4. En premier lieu, le ministre a produit devant le tribunal, dans les conditions prévues par les dispositions précitées de l'article L. 773-9 du code de justice administrative, une copie de l'original de l'arrêté du 10 décembre 2021 en litige, qui revêt l'ensemble des mentions requises par l'article L. 212-1 alinéa 1er du code des relations entre le public et l'administration, dont notamment l'identité et la signature de son auteur, ainsi que la délégation régulière donnée par le ministre de l'intérieur à ce signataire. Par suite, le moyen soulevé par M. B tiré de l'absence de signature de l'acte et de l'incompétence de l'auteur de la mesure en litige doit être écarté.

5. En deuxième lieu, il résulte des dispositions citées de l'article L. 228-1 du code de la sécurité intérieure que les mesures individuelles de contrôle administratif et de surveillance prévues aux articles suivants, dont celles des articles L. 228-2 et L. 228-5, doivent être prises aux seules fins de prévenir la commission d'actes de terrorisme et sont subordonnées à deux conditions cumulatives, la première tenant à la menace d'une particulière gravité pour la sécurité et l'ordre publics résultant du comportement de l'intéressé, la seconde aux relations qu'il entretient avec des personnes ou des organisations incitant, facilitant ou participant à des actes de terrorisme ou, de façon alternative, au soutien, à la diffusion ou à l'adhésion à des thèses incitant à la commission d'actes de terrorisme ou faisant l'apologie de tels actes.

6. Il ressort des pièces du dossier que condamné à de nombreuses reprises, M. B s'est signalé en détention à plusieurs reprises par sa radicalisation en menaçant de commettre un attentat à sa libération en 2016 puis en 2019 et en proposant, le 6 janvier 2021, à un codétenu de prendre en otage un surveillant et de le tuer pour mourir en martyr. Libéré le 24 juin 2021, M. B a été transféré en service psychiatrique à l'hôpital de Montpellier, où il est resté hospitalisé jusqu'au 10 décembre 2021. La circonstance que l'intéressé présente des troubles psychiatriques n'est pas de nature à exclure, au contraire, le risque d'un passage à l'acte, pas plus que la circonstance que les membres de sa famille seraient quant à eux bien insérés dans la société française.

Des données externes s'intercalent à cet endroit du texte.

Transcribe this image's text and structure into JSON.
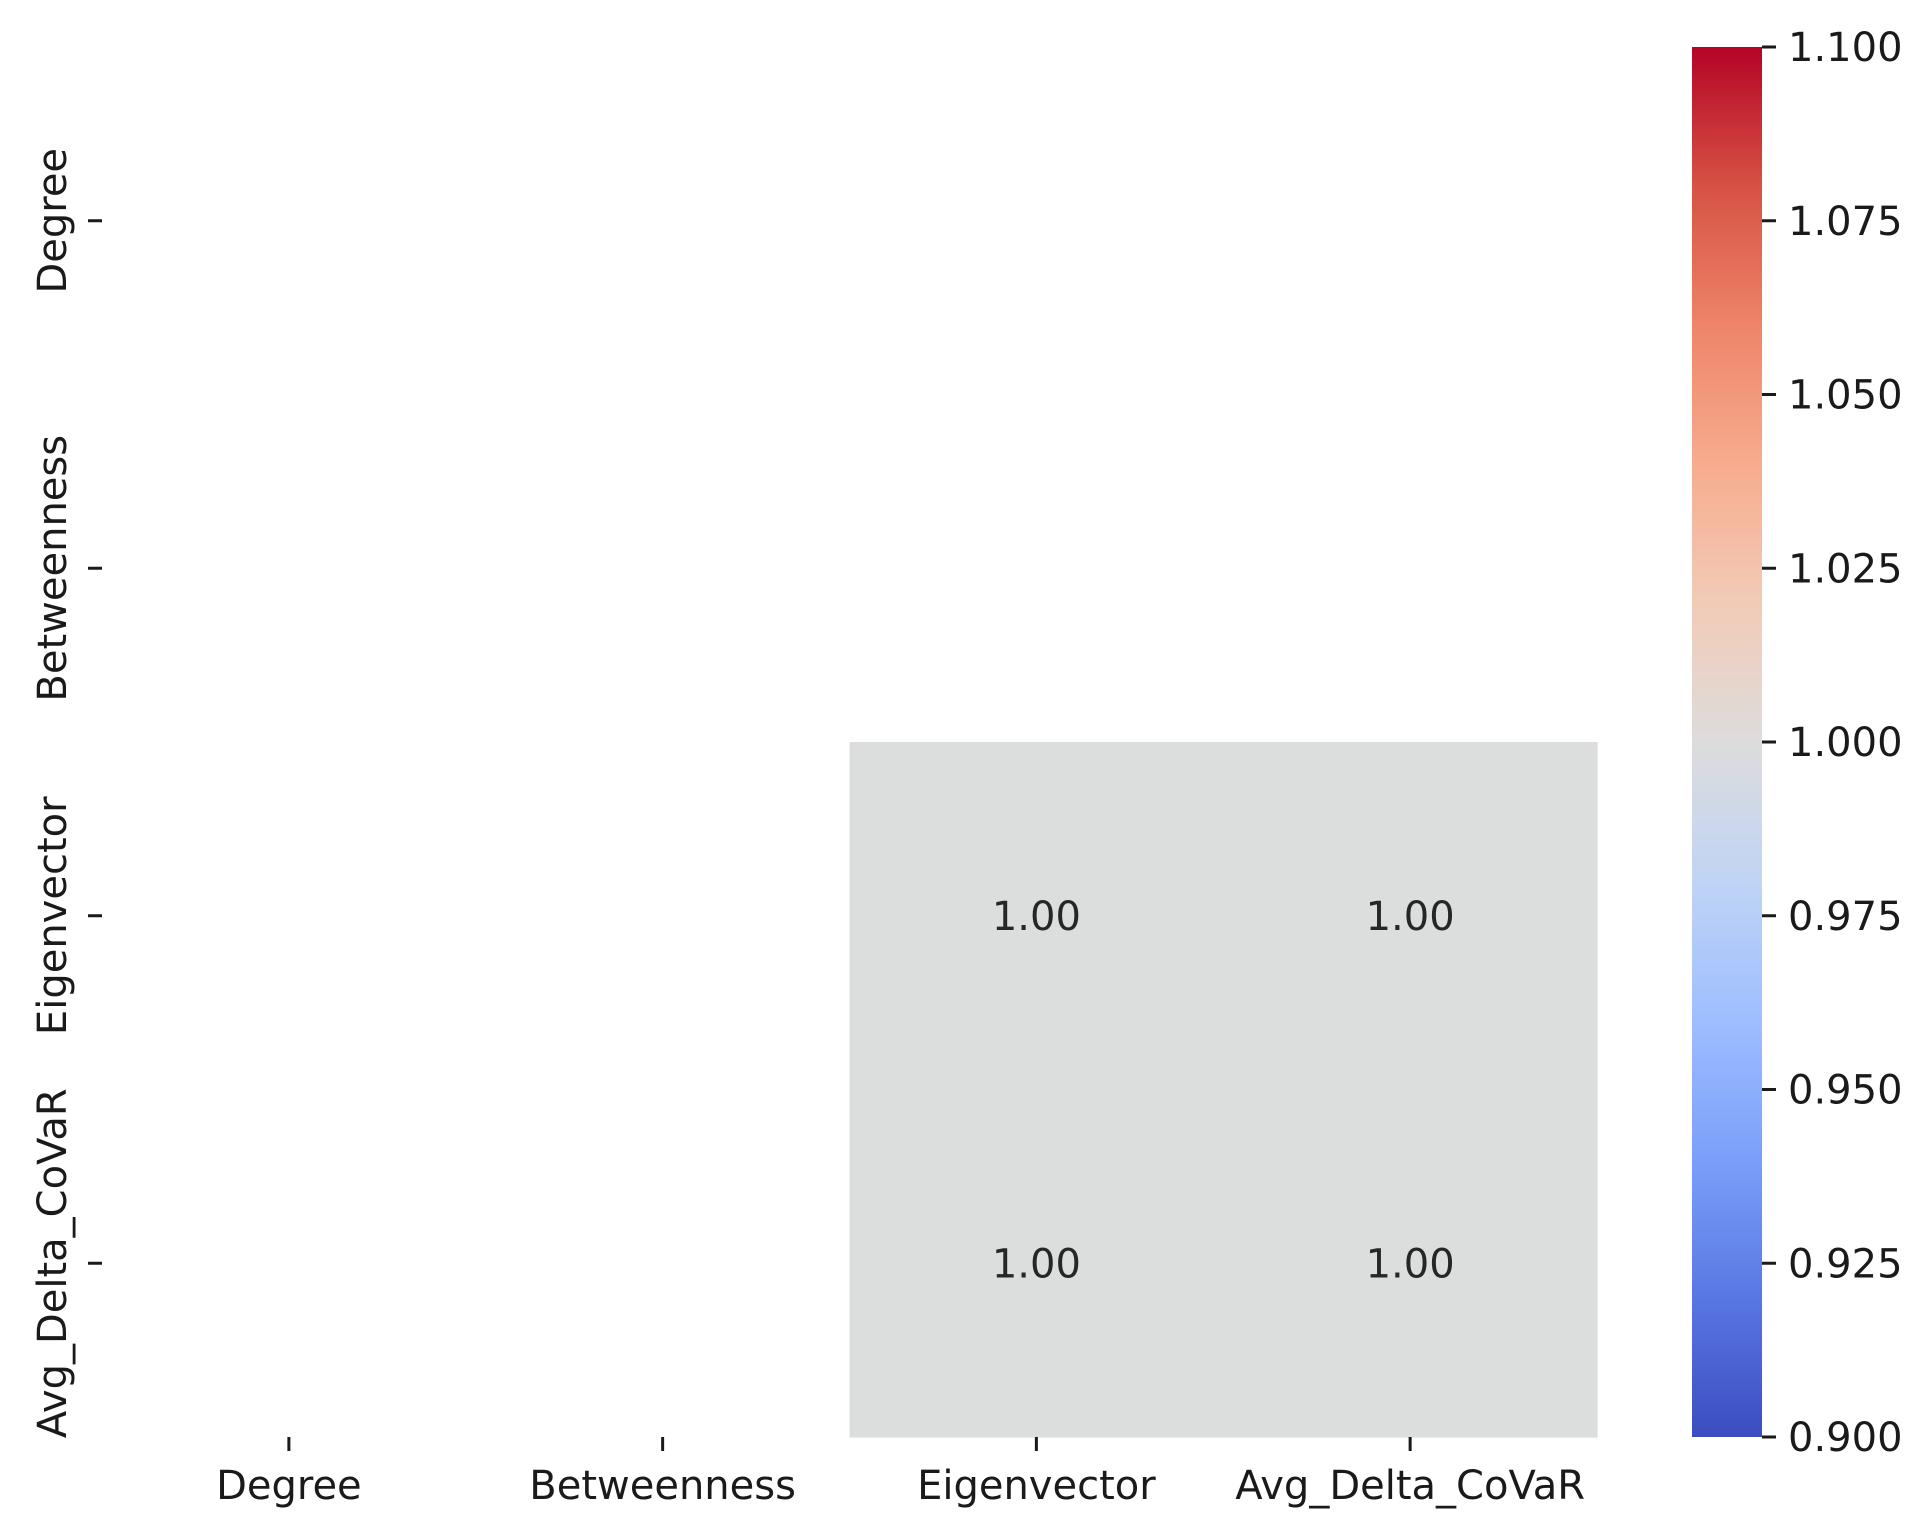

Dès lors, le ministre de l'intérieur a pu, sans commettre d'erreur d'appréciation, estimer, à la date de l'arrêté contesté, que le comportement du requérant constituait une menace d'une particulière gravité pour la sécurité et l'ordre publics et qu'il était susceptible de diffuser ou d'adhérer à des thèses incitant à la commission d'actes de terrorisme et prendre à son encontre une mesure individuelle de contrôle administratif et de surveillance.

7. Il résulte de ce qui précède que la requête de M. B doit être rejetée.

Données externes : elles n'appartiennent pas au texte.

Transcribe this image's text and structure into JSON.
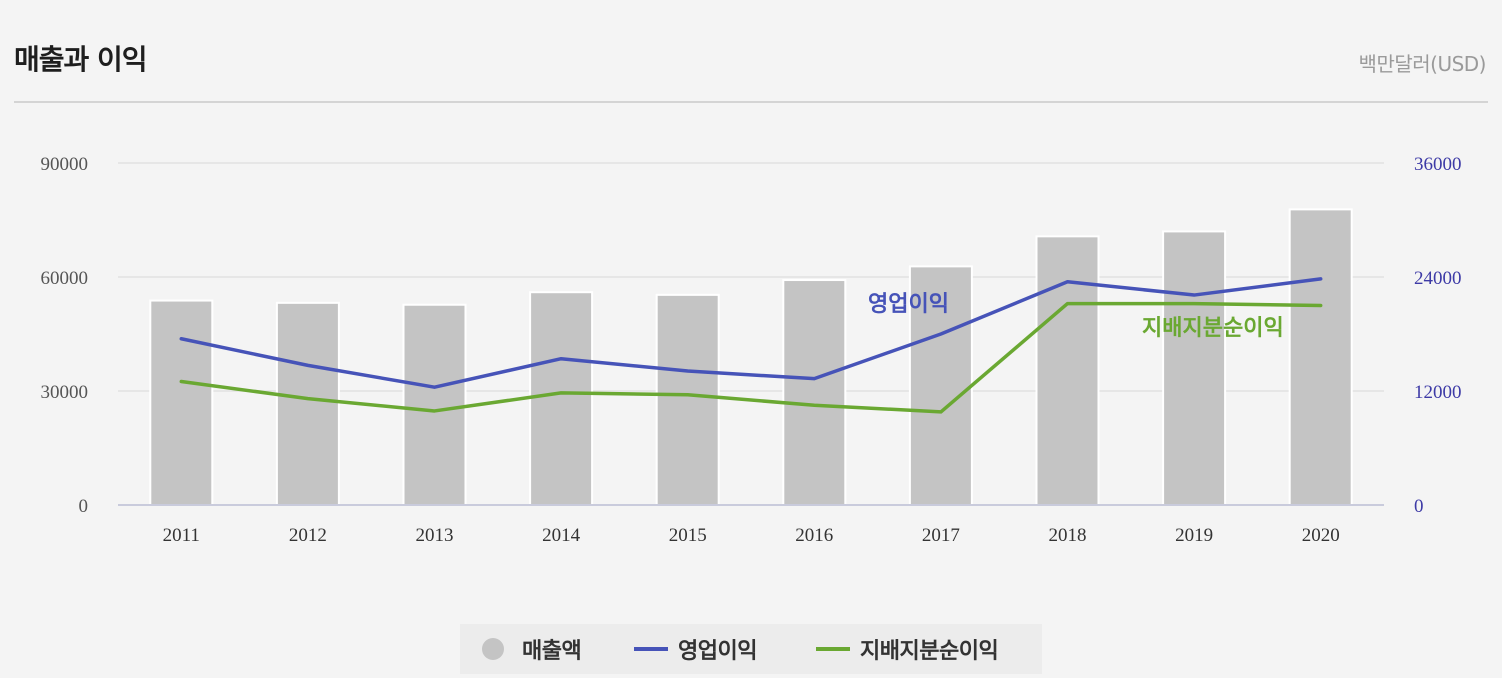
{
  "header": {
    "title": "매출과 이익",
    "unit": "백만달러(USD)"
  },
  "colors": {
    "bar": "#c4c4c4",
    "operating_profit": "#4653b8",
    "net_income": "#6aa832",
    "grid": "#e1e1e1",
    "left_axis_text": "#555555",
    "right_axis_text": "#3d3aa6"
  },
  "chart_data": {
    "type": "bar",
    "categories": [
      "2011",
      "2012",
      "2013",
      "2014",
      "2015",
      "2016",
      "2017",
      "2018",
      "2019",
      "2020"
    ],
    "y_left": {
      "ylim": [
        0,
        90000
      ],
      "ticks": [
        "0",
        "30000",
        "60000",
        "90000"
      ]
    },
    "y_right": {
      "ylim": [
        0,
        36000
      ],
      "ticks": [
        "0",
        "12000",
        "24000",
        "36000"
      ]
    },
    "grid": true,
    "legend_position": "bottom-center",
    "series": [
      {
        "name": "매출액",
        "type": "bar",
        "axis": "left",
        "values": [
          53800,
          53200,
          52700,
          56000,
          55300,
          59200,
          62800,
          70700,
          72000,
          77800
        ]
      },
      {
        "name": "영업이익",
        "type": "line",
        "axis": "right",
        "label": "영업이익",
        "values": [
          17500,
          14700,
          12400,
          15400,
          14100,
          13300,
          18000,
          23500,
          22100,
          23800
        ]
      },
      {
        "name": "지배지분순이익",
        "type": "line",
        "axis": "right",
        "label": "지배지분순이익",
        "values": [
          13000,
          11200,
          9900,
          11800,
          11600,
          10500,
          9800,
          21200,
          21200,
          21000
        ]
      }
    ]
  }
}
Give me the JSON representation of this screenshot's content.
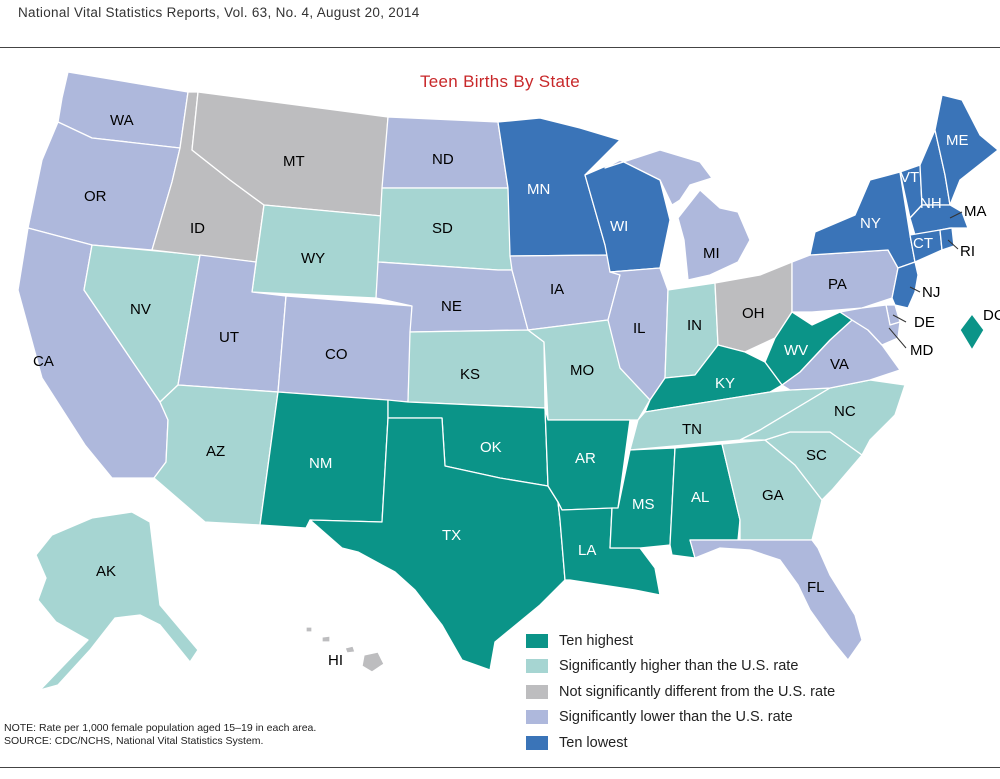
{
  "header": "National Vital Statistics Reports, Vol. 63, No. 4, August 20, 2014",
  "title": "Teen Births By State",
  "colors": {
    "ten_highest": "#0b9488",
    "higher": "#a6d5d2",
    "not_different": "#bdbdbf",
    "lower": "#aeb8dc",
    "ten_lowest": "#3a74b8"
  },
  "legend": [
    {
      "key": "ten_highest",
      "label": "Ten highest"
    },
    {
      "key": "higher",
      "label": "Significantly higher than the U.S. rate"
    },
    {
      "key": "not_different",
      "label": "Not significantly different from the U.S. rate"
    },
    {
      "key": "lower",
      "label": "Significantly lower than the U.S. rate"
    },
    {
      "key": "ten_lowest",
      "label": "Ten lowest"
    }
  ],
  "states": {
    "WA": "lower",
    "OR": "lower",
    "CA": "lower",
    "NV": "higher",
    "ID": "not_different",
    "MT": "not_different",
    "WY": "higher",
    "UT": "lower",
    "AZ": "higher",
    "CO": "lower",
    "NM": "ten_highest",
    "ND": "lower",
    "SD": "higher",
    "NE": "lower",
    "KS": "higher",
    "OK": "ten_highest",
    "TX": "ten_highest",
    "MN": "ten_lowest",
    "IA": "lower",
    "MO": "higher",
    "AR": "ten_highest",
    "LA": "ten_highest",
    "WI": "ten_lowest",
    "IL": "lower",
    "MI": "lower",
    "IN": "higher",
    "OH": "not_different",
    "KY": "ten_highest",
    "TN": "higher",
    "MS": "ten_highest",
    "AL": "ten_highest",
    "GA": "higher",
    "FL": "lower",
    "SC": "higher",
    "NC": "higher",
    "VA": "lower",
    "WV": "ten_highest",
    "PA": "lower",
    "NY": "ten_lowest",
    "VT": "ten_lowest",
    "NH": "ten_lowest",
    "ME": "ten_lowest",
    "MA": "ten_lowest",
    "CT": "ten_lowest",
    "RI": "ten_lowest",
    "NJ": "ten_lowest",
    "DE": "lower",
    "MD": "lower",
    "DC": "ten_highest",
    "AK": "higher",
    "HI": "not_different"
  },
  "note_line1": "NOTE: Rate per 1,000 female population aged 15–19 in each area.",
  "note_line2": "SOURCE: CDC/NCHS, National Vital Statistics System."
}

Sur les frais liés au litige :

8. Les dispositions de l'article L. 761-1 du code de justice administrative font obstacle à ce que soit mise à la charge de l'Etat, qui n'est pas la partie perdante dans la présente instance, la somme que M. B demande au titre des frais exposés et non compris dans les dépens.

D E C I D E :

Article 1 er : La requête de M. B est rejetée.

Article 2 : Le présent jugement sera notifié à M. A B et au ministre de l'intérieur et des Outre-mer.

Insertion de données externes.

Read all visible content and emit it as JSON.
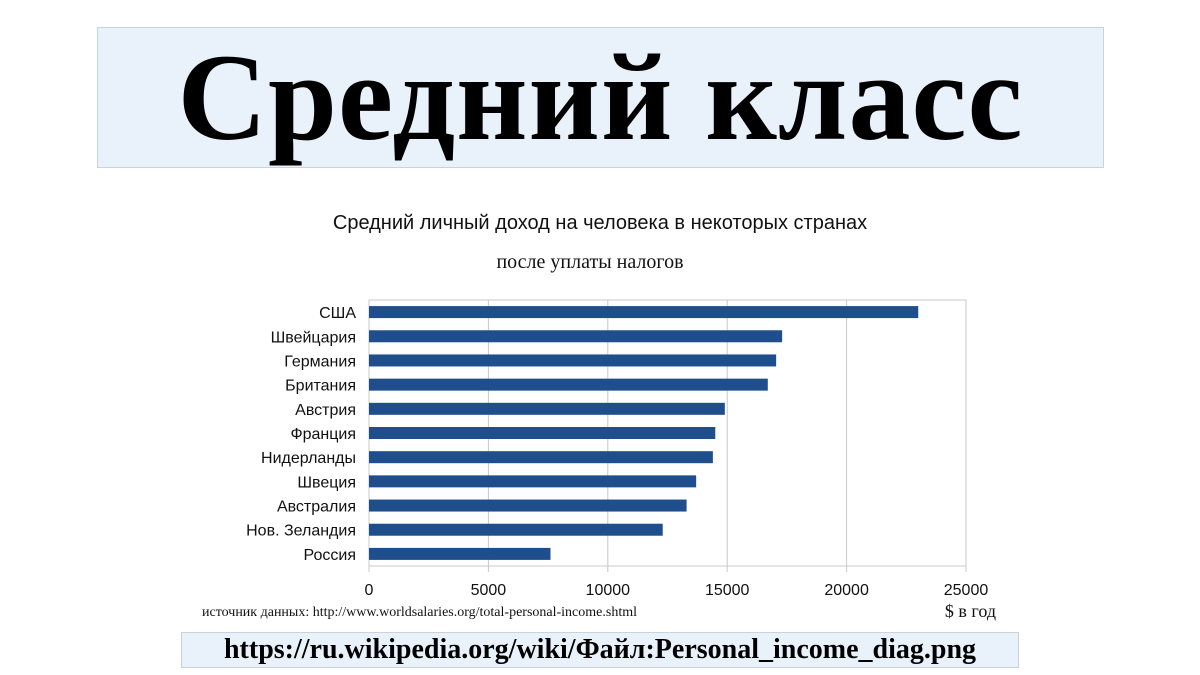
{
  "header": {
    "title": "Средний класс"
  },
  "footer": {
    "url": "https://ru.wikipedia.org/wiki/Файл:Personal_income_diag.png"
  },
  "chart_data": {
    "type": "bar",
    "orientation": "horizontal",
    "title": "Средний личный доход на человека в некоторых странах",
    "subtitle": "после уплаты налогов",
    "categories": [
      "США",
      "Швейцария",
      "Германия",
      "Британия",
      "Австрия",
      "Франция",
      "Нидерланды",
      "Швеция",
      "Австралия",
      "Нов. Зеландия",
      "Россия"
    ],
    "values": [
      23000,
      17300,
      17050,
      16700,
      14900,
      14500,
      14400,
      13700,
      13300,
      12300,
      7600
    ],
    "xlim": [
      0,
      25000
    ],
    "xticks": [
      0,
      5000,
      10000,
      15000,
      20000,
      25000
    ],
    "xlabel": "$ в год",
    "source_note": "источник данных: http://www.worldsalaries.org/total-personal-income.shtml",
    "grid": true,
    "bar_color": "#1f4e8c"
  }
}
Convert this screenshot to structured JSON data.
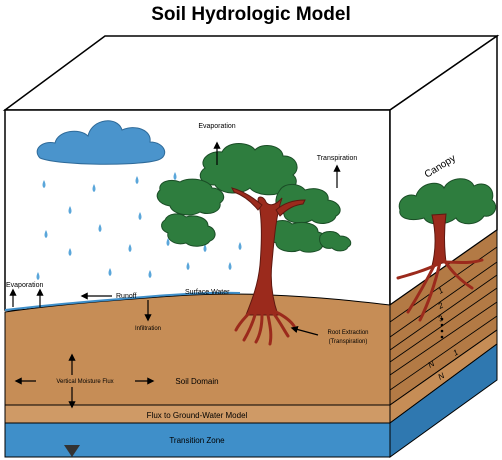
{
  "title": "Soil Hydrologic Model",
  "labels": {
    "evaporation_top": "Evaporation",
    "transpiration": "Transpiration",
    "canopy": "Canopy",
    "evaporation_left": "Evaporation",
    "runoff": "Runoff",
    "surface_water": "Surface Water",
    "infiltration": "Infiltration",
    "root_extraction_line1": "Root Extraction",
    "root_extraction_line2": "(Transpiration)",
    "vertical_moisture_flux": "Vertical Moisture Flux",
    "soil_domain": "Soil Domain",
    "flux_to_groundwater": "Flux to Ground-Water Model",
    "transition_zone": "Transition Zone"
  },
  "layer_numbers": [
    "1",
    "2",
    "3",
    "N",
    "1",
    "N"
  ],
  "colors": {
    "soil": "#C68D56",
    "soil_side": "#B37A45",
    "soil_lower": "#CF9A66",
    "water": "#3F8FC9",
    "water_side": "#2F78B0",
    "cloud": "#4A94CC",
    "rain": "#5AA6DA",
    "foliage": "#2E7D3E",
    "trunk": "#9B2A1C",
    "top_face": "#ffffff"
  }
}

Délibéré après l'audience du 16 septembre 2022, à laquelle siégeaient :

, président,

, premier conseiller,

, première conseillère.

Rendu public par mise à disposition au greffe le 30 septembre 2022.

La rapporteure,

Le président,

Le greffier,

La République mande et ordonne au ministre de l'intérieur et des Outre-mer en ce qui le concerne ou à tous commissaires de justice à ce requis en ce qui concerne les voies de droit commun contre les parties privées, de pourvoir à l'exécution de la présente décision.